Were admins really this lazy, that they ignored Microsoft's admonitions? Not quite. The admins had been burned in the months preceding by countless bungled patches and service packs from Microsoft. The situation was so critical that many refused to update or upgrade at all. When Microsoft sent out word about the new vulnerability, many admins opted to deliberately ignore the warning, as accepting an update from Microsoft had become tantamount to system destruction.

And thus it spread. Tom Liston's LaBrea was clued in early, and provided healthy statistics on the spread of Blaster. Newspapers wrote about it, and some blamed Microsoft, and some did not. The phrase 'trustworthy computing' came up more than once, and some people wondered if there was any excuse for Blaster, or the way Microsoft handled it.

Users of Windows 2000 Service Pack 2 or earlier were deprived a workaround which it took Microsoft twenty seven days to admit would work with their operating system. In the midst of a computing crisis, people saw Microsoft pressuring customers to upgrade into Microsoft Product Activation.

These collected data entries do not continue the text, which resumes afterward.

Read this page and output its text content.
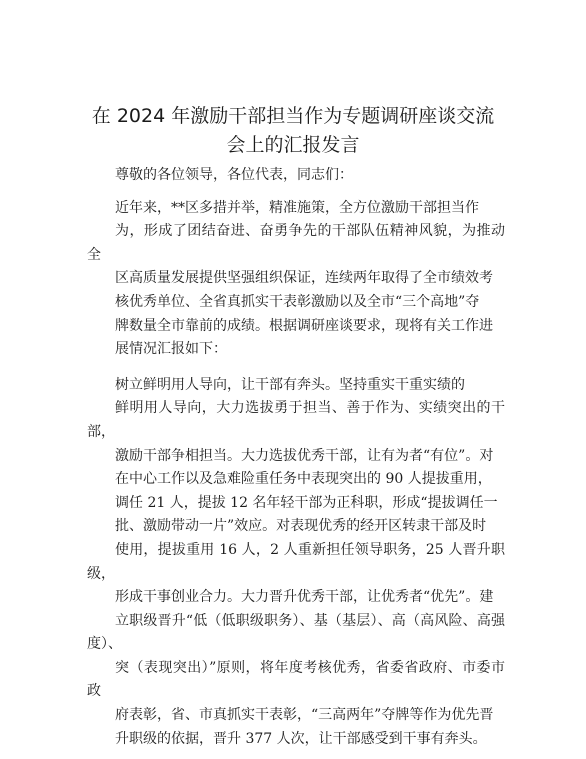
在 2024 年激励干部担当作为专题调研座谈交流
会上的汇报发言

尊敬的各位领导，各位代表，同志们：

近年来，**区多措并举，精准施策，全方位激励干部担当作
为，形成了团结奋进、奋勇争先的干部队伍精神风貌，为推动全
区高质量发展提供坚强组织保证，连续两年取得了全市绩效考
核优秀单位、全省真抓实干表彰激励以及全市“三个高地”夺
牌数量全市靠前的成绩。根据调研座谈要求，现将有关工作进
展情况汇报如下：

树立鲜明用人导向，让干部有奔头。坚持重实干重实绩的
鲜明用人导向，大力选拔勇于担当、善于作为、实绩突出的干部，
激励干部争相担当。大力选拔优秀干部，让有为者“有位”。对
在中心工作以及急难险重任务中表现突出的 90 人提拔重用，
调任 21 人，提拔 12 名年轻干部为正科职，形成“提拔调任一
批、激励带动一片”效应。对表现优秀的经开区转隶干部及时
使用，提拔重用 16 人，2 人重新担任领导职务，25 人晋升职级，
形成干事创业合力。大力晋升优秀干部，让优秀者“优先”。建
立职级晋升“低（低职级职务）、基（基层）、高（高风险、高强度）、
突（表现突出）”原则，将年度考核优秀，省委省政府、市委市政
府表彰，省、市真抓实干表彰，“三高两年”夺牌等作为优先晋
升职级的依据，晋升 377 人次，让干部感受到干事有奔头。
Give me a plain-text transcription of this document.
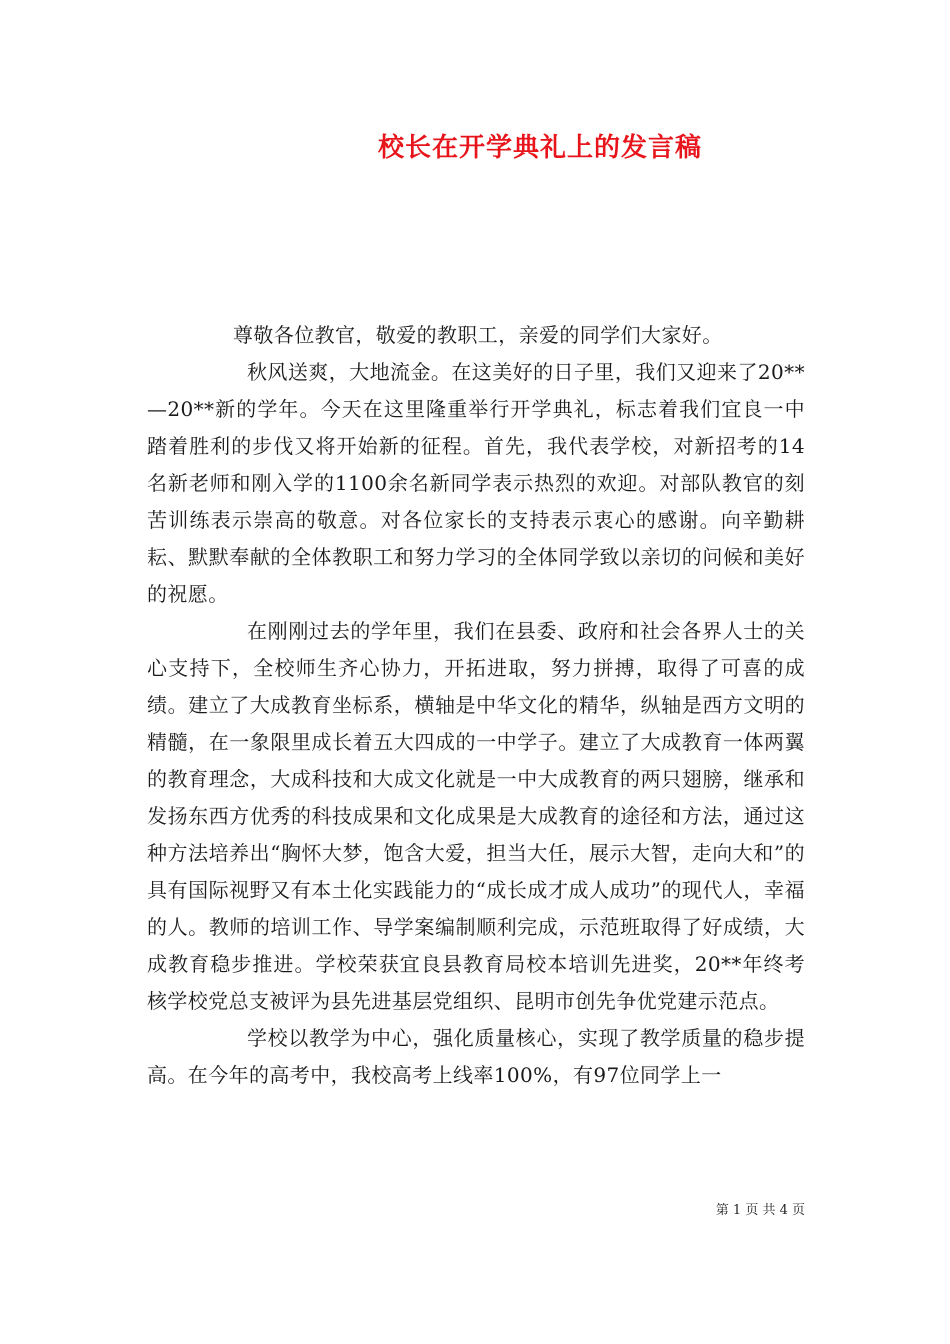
校长在开学典礼上的发言稿

尊敬各位教官，敬爱的教职工，亲爱的同学们大家好。

秋风送爽，大地流金。在这美好的日子里，我们又迎来了20**—20**新的学年。今天在这里隆重举行开学典礼，标志着我们宜良一中踏着胜利的步伐又将开始新的征程。首先，我代表学校，对新招考的14名新老师和刚入学的1100余名新同学表示热烈的欢迎。对部队教官的刻苦训练表示崇高的敬意。对各位家长的支持表示衷心的感谢。向辛勤耕耘、默默奉献的全体教职工和努力学习的全体同学致以亲切的问候和美好的祝愿。

在刚刚过去的学年里，我们在县委、政府和社会各界人士的关心支持下，全校师生齐心协力，开拓进取，努力拼搏，取得了可喜的成绩。建立了大成教育坐标系，横轴是中华文化的精华，纵轴是西方文明的精髓，在一象限里成长着五大四成的一中学子。建立了大成教育一体两翼的教育理念，大成科技和大成文化就是一中大成教育的两只翅膀，继承和发扬东西方优秀的科技成果和文化成果是大成教育的途径和方法，通过这种方法培养出“胸怀大梦，饱含大爱，担当大任，展示大智，走向大和”的具有国际视野又有本土化实践能力的“成长成才成人成功”的现代人，幸福的人。教师的培训工作、导学案编制顺利完成，示范班取得了好成绩，大成教育稳步推进。学校荣获宜良县教育局校本培训先进奖，20**年终考核学校党总支被评为县先进基层党组织、昆明市创先争优党建示范点。

学校以教学为中心，强化质量核心，实现了教学质量的稳步提高。在今年的高考中，我校高考上线率100%，有97位同学上一

第 1 页 共 4 页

Windows 95, 98, 98SE, and Me were not affected by all this. Neither were Unix, Linux, FreeBSD, Apple's OS X, Solaris, SunOS, or any other operating system. Only Microsoft NT+ - NT4, 2K, and XP. The same way it always is. Blaster probes the net for likely victims, looking on ports which only Microsoft's sad Exchange will use, and if these ports are found, Blaster sends the bomb, corrupts yet another machine, and so on. Word has it all these machines will turn into zombies on 16 August and we'll see a real DDoS attack take place.